Brazil is one of the countries, along with Angola, Norway and Britain, where a significant amount of offshore production ceases to be economic at about $80 a barrel, the IEA added. As a result, lower prices could limit revenue further by forcing Petrobras to shut uneconomic fields.
Petrobras officials were not immediately available for comment.
The company may, however, get a bit of relief from the lower prices, at least in the short term, Molchanov and other analysts said.
This is because lower crude prices also mean lower fuel prices. Brazil's government has forced Petrobras to subsidize domestic gasoline and diesel by preventing the company from raising prices to world levels.
Because Petrobras has been unable to meet all of Brazilian domestic fuel demand, it has had to import gasoline and diesel and sell it in the Brazilian market at a loss.

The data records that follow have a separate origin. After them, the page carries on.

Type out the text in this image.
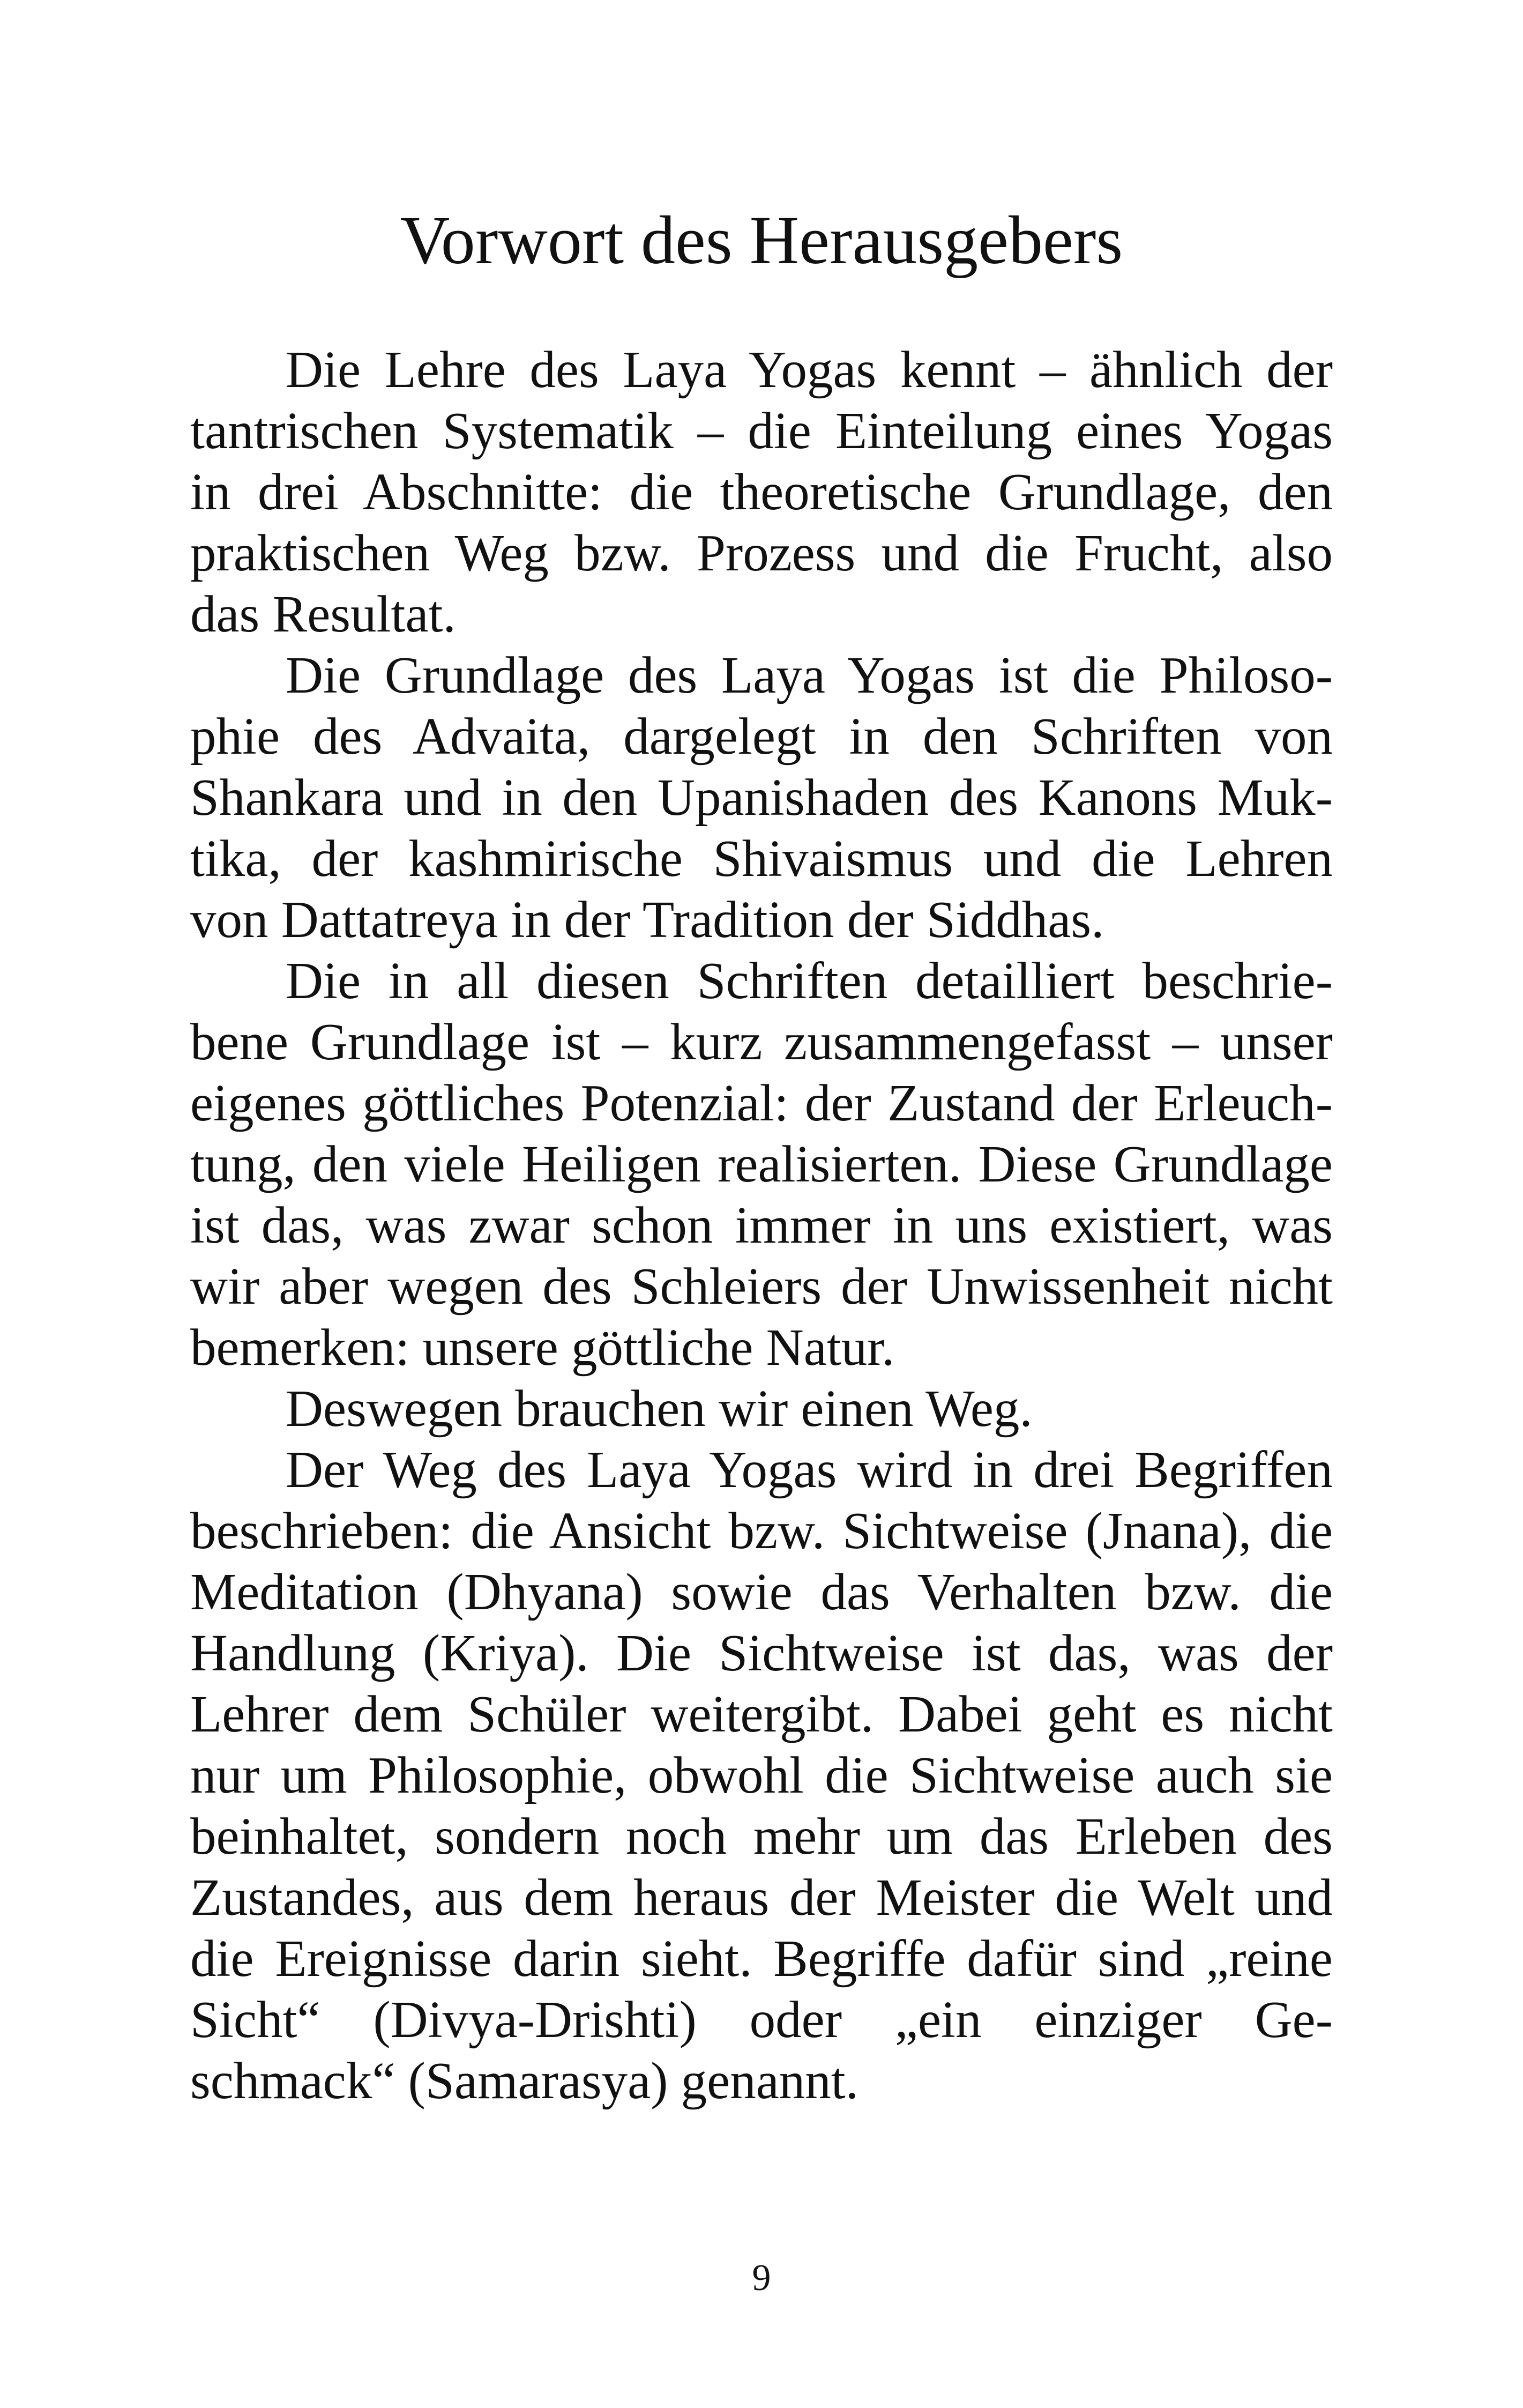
Vorwort des Herausgebers

Die Lehre des Laya Yogas kennt – ähnlich der
tantrischen Systematik – die Einteilung eines Yogas
in drei Abschnitte: die theoretische Grundlage, den
praktischen Weg bzw. Prozess und die Frucht, also
das Resultat.

Die Grundlage des Laya Yogas ist die Philoso-
phie des Advaita, dargelegt in den Schriften von
Shankara und in den Upanishaden des Kanons Muk-
tika, der kashmirische Shivaismus und die Lehren
von Dattatreya in der Tradition der Siddhas.

Die in all diesen Schriften detailliert beschrie-
bene Grundlage ist – kurz zusammengefasst – unser
eigenes göttliches Potenzial: der Zustand der Erleuch-
tung, den viele Heiligen realisierten. Diese Grundlage
ist das, was zwar schon immer in uns existiert, was
wir aber wegen des Schleiers der Unwissenheit nicht
bemerken: unsere göttliche Natur.

Deswegen brauchen wir einen Weg.

Der Weg des Laya Yogas wird in drei Begriffen
beschrieben: die Ansicht bzw. Sichtweise (Jnana), die
Meditation (Dhyana) sowie das Verhalten bzw. die
Handlung (Kriya). Die Sichtweise ist das, was der
Lehrer dem Schüler weitergibt. Dabei geht es nicht
nur um Philosophie, obwohl die Sichtweise auch sie
beinhaltet, sondern noch mehr um das Erleben des
Zustandes, aus dem heraus der Meister die Welt und
die Ereignisse darin sieht. Begriffe dafür sind „reine
Sicht“ (Divya-Drishti) oder „ein einziger Ge-
schmack“ (Samarasya) genannt.

9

On Oct. 13 the price of gasoline on the international market fell below that in Brazil for the first time in four years, according to Credit Suisse. This could help Petrobras, which has no plans to cut local prices, make up for the nearly 50 billion reais in refining-unit losses in the last two and a half years. [ID:nL2N0S9281]
"This is great for Petrobras in the short term," said Adriano Pries, head of the Brazilian Infrastructure Institute in Rio de Janeiro and a former board member of the ANP, Brazil's oil regulator.
"In the medium term it's bad because Petrobras is in the process of making large investments and has a huge debt," he added.